Pero, con todas las razones que se quiera, no se ha producido una apelación consistente a la responsabilidad. Se dice todos los días por políticos o médicos, pero es una apelación abstracta, que ignora condiciones reales. Y eso es duro porque los jóvenes actúan como un espejo del conjunto de la sociedad. Dicho a lo bruto: la sociedad que prometió a los hijos opulencia ya no puede proporcionarle los medios, pero trata de perdonar los sucedáneos. Los partidos educan a los cachorros en la ausencia de autocrítica, sustituida por las algaradas en las redes. Unos y otros juegan con la navaja del emprendedurismo en lugar de denunciar las dificultades del mercado de trabajo. Hemos dejado que los jóvenes caigan en las múltiples redes del consumismo y alentamos con gracejo las compras inmoderadas y la gamificación alienante de la vida. Todo lo nuevo es promesa de fiesta permanente. Y es cierto que los jóvenes poseen unos valores superiores a los de anteriores generaciones en materias como la tolerancia ante la diversidad, la igualdad de género o el medio ambiente. Pero ejercidos a través de unos códigos estereotipados que requieren de liderazgos carismáticos fríos y de mojones de recuerdo sencillo y compromiso breve. Más valdría instituir el Día Mundial de la Mascarilla o inventar una Greta de la distancia de seguridad. Modas podríamos decir. Sí, en un mundo en que la cultura se desliza hacia las modas como lo único perdurable. Y que con la crisis actual no va a poder durar. No es un problema de tunantes goliardos del siglo XXI, empeñados en entonar un carpe diem en contrate con un serio discurso oficial, es el resultado de una realidad más honda, estructural.

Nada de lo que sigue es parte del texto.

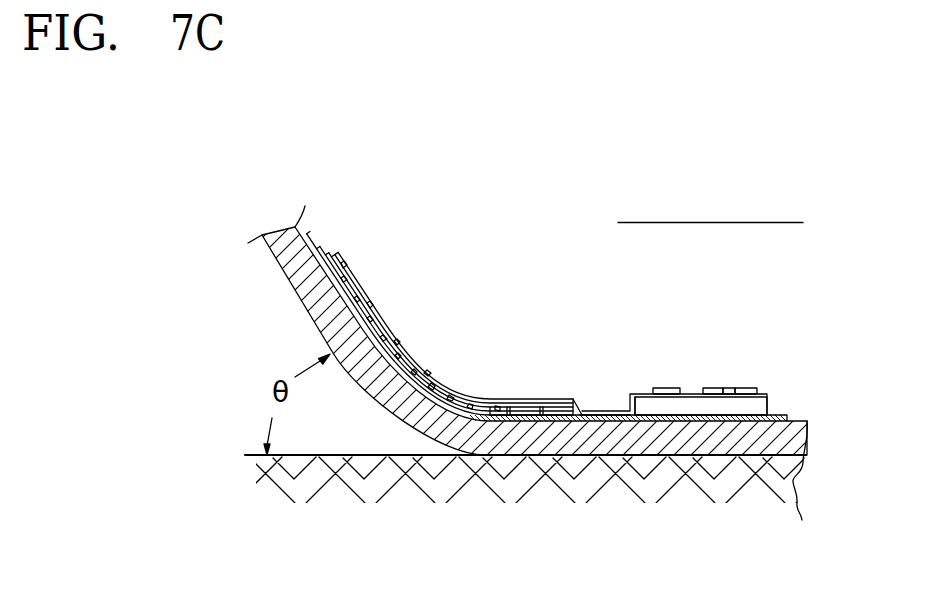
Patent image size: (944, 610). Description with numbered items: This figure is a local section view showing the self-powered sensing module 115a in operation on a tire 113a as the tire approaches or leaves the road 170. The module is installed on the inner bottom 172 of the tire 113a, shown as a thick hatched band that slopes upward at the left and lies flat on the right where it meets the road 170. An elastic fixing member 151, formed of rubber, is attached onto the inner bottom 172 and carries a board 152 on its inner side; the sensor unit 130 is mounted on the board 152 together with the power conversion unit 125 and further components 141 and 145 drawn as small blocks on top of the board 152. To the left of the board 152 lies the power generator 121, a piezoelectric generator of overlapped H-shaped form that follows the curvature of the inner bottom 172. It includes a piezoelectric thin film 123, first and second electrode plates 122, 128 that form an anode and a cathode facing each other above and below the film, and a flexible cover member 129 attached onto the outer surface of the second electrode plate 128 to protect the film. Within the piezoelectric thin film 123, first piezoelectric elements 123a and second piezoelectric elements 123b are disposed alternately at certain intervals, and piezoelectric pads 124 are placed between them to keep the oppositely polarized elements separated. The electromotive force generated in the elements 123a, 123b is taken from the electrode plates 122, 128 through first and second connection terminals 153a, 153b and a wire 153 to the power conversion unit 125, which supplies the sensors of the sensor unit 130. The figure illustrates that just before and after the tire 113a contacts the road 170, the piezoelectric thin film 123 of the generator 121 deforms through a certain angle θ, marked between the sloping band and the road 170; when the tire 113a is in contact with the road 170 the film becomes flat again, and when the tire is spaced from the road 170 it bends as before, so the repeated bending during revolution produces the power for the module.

The tire 113a is at (312, 288).
The self-powered sensing module 115a is at (710, 209).
The power generator 121 is at (466, 380).
The first electrode plate 122 is at (530, 399).
The piezoelectric thin film 123 is at (331, 247).
The first piezoelectric element 123a is at (332, 262).
The second piezoelectric element 123b is at (357, 291).
The piezoelectric pad 124 is at (412, 342).
The power conversion unit 125 is at (666, 388).
The second electrode plate 128 is at (490, 399).
The flexible cover member 129 is at (441, 383).
The sensor unit 130 is at (727, 388).
The first element 141 is at (713, 388).
The second element 145 is at (749, 388).
The elastic fixing member 151 is at (787, 414).
The board 152 is at (765, 398).
The wire 153 is at (608, 411).
The first connection terminal 153a is at (577, 421).
The second connection terminal 153b is at (580, 410).
The road 170 is at (683, 494).
The inner bottom 172 is at (805, 420).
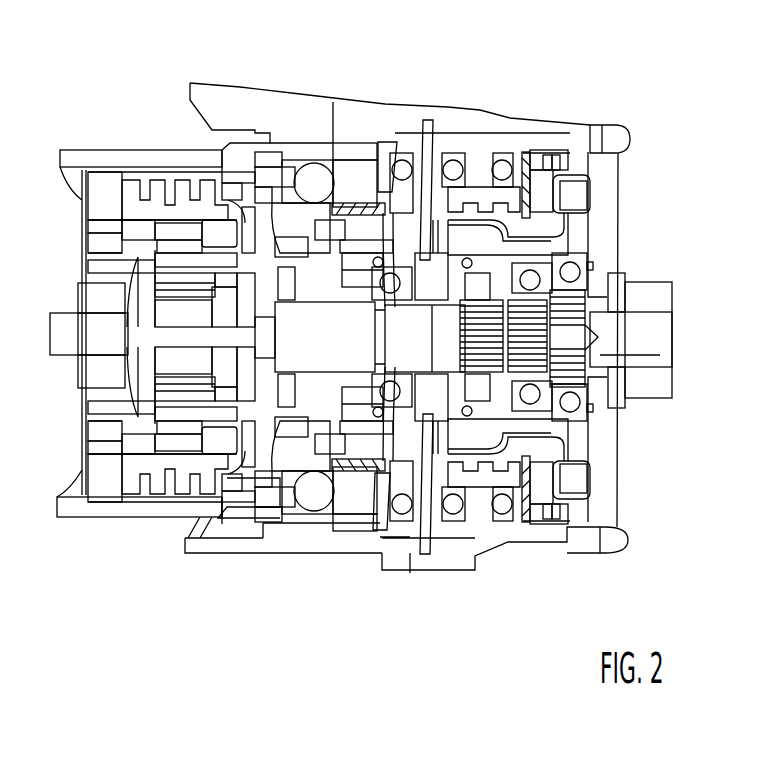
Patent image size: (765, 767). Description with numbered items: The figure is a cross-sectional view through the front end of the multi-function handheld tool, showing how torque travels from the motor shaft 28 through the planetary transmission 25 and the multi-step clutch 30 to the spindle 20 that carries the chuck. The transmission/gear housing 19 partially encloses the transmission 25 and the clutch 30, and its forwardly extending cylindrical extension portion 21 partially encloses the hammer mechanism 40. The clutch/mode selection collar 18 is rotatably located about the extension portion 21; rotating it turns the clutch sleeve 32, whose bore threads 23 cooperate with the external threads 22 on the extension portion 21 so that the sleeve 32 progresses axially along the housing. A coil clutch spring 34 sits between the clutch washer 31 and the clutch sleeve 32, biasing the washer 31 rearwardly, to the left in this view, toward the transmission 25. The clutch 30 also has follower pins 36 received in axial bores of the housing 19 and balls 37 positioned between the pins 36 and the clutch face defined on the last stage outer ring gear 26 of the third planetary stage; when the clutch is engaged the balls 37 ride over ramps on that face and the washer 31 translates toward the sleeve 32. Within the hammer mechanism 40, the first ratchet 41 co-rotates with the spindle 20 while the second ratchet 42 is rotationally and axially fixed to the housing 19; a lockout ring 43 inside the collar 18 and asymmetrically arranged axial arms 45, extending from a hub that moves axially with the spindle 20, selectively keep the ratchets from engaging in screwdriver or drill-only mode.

The clutch/mode selection collar 18 is at (535, 550).
The transmission/gear housing 19 is at (243, 95).
The spindle 20 is at (588, 308).
The cylindrical extension portion 21 is at (423, 230).
The external threads 22 is at (557, 468).
The threads 23 is at (510, 460).
The planetary transmission 25 is at (178, 285).
The last stage outer ring gear 26 is at (258, 497).
The motor shaft 28 is at (62, 327).
The multi-step clutch 30 is at (550, 630).
The clutch washer 31 is at (380, 533).
The clutch sleeve 32 is at (510, 510).
The coil clutch spring 34 is at (452, 508).
The cylindrical pins 36 is at (358, 177).
The balls 37 is at (317, 183).
The hammer mechanism 40 is at (645, 57).
The first ratchet 41 is at (478, 280).
The second ratchet 42 is at (435, 253).
The ring 43 is at (578, 200).
The axial arms 45 is at (518, 240).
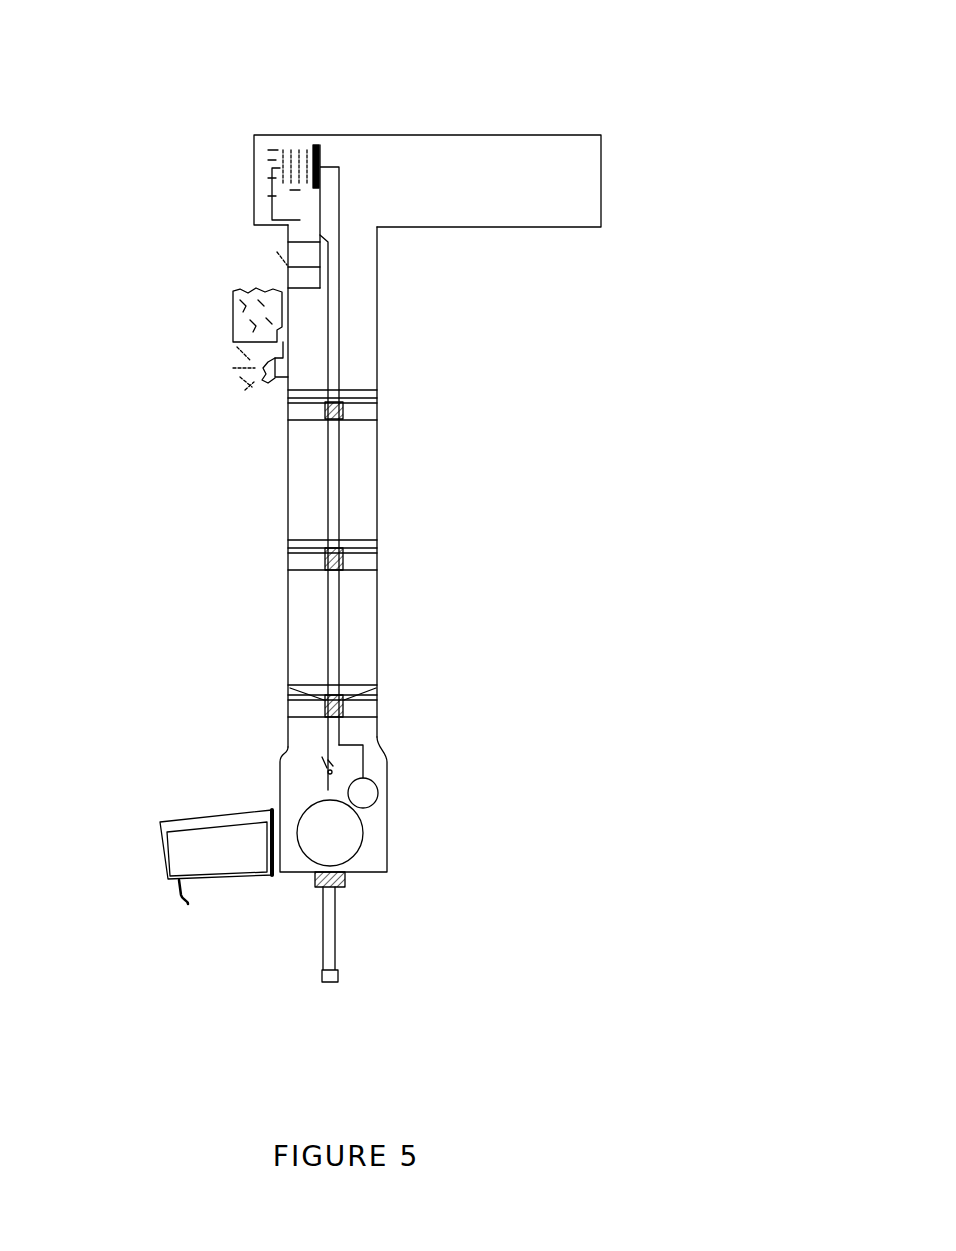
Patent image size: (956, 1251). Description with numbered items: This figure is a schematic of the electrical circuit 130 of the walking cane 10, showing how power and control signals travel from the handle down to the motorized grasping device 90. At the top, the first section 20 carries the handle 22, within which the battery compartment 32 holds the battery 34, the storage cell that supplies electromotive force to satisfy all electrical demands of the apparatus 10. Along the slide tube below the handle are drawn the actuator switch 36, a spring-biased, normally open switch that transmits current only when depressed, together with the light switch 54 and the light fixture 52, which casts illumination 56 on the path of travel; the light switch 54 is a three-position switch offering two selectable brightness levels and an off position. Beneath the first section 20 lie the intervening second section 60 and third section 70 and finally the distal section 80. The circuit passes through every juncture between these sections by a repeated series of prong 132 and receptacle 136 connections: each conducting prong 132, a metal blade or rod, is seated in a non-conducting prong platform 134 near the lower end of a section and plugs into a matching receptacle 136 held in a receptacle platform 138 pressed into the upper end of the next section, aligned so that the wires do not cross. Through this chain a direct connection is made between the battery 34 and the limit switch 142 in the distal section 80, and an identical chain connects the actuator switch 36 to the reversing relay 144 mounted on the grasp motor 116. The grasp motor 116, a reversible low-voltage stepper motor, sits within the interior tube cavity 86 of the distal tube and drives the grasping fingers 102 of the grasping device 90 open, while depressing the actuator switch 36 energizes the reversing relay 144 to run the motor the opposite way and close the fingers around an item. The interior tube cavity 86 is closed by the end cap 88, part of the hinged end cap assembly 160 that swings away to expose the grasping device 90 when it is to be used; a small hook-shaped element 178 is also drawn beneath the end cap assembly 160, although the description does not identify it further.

¿Cómo educar para la responsabilidad en ese marco? ¿O renunciamos sin más a que la responsabilidad sea un valor esencial? ¿Será la Universidad la que eduque? Esto seguro que no. No una Universidad recortada en sus funciones y presupuestos, limitada por rankings, ensoñaciones on line, burocracia galopante, recorte de programas y en la que predomina el discurso que asocia la calidad al incremento del número de aprobados conseguido reduciendo componentes básicos de una educación integral. Todo eso en un mundo en que en la red están temarios, recursos para copiar exámenes o páginas que se dirigen a estudiantes para que compren trabajos de fin de grado. Un mundo en el que se ha confundido la cultura del esfuerzo con la capacidad para comprar títulos. Lo asombroso, lo que dice mucho de la juventud y de muchas familias, es que aún hay una gran cantidad de jóvenes que resisten, que perseveran, que asumen críticas.

Por supuesto los episodios protagonizados por jóvenes en brotes de coronavirus no condenan a todos los jóvenes en todos los momentos de la vida. Sugiere que ante determinados estímulos -estúpidamente registrados y difundidos en las redes- no hay ni inteligencia comunitaria ni voluntad individual para ejercer la responsabilidad. Conocen las consecuencias de sus actos y comprenden la insolidaridad manifiesta de los mismos: ¿pueden quedar impunes estos hechos? No debería. Se lo debemos a la juventud. Sobre todo, a los miles y miles de jóvenes que están siendo responsables de manera constante. Nos gustaría que el mundo estuviera quieto para hablar con calma de estas cosas y recibir la promesa de que no volverán a hacerlo. Eppur si muove.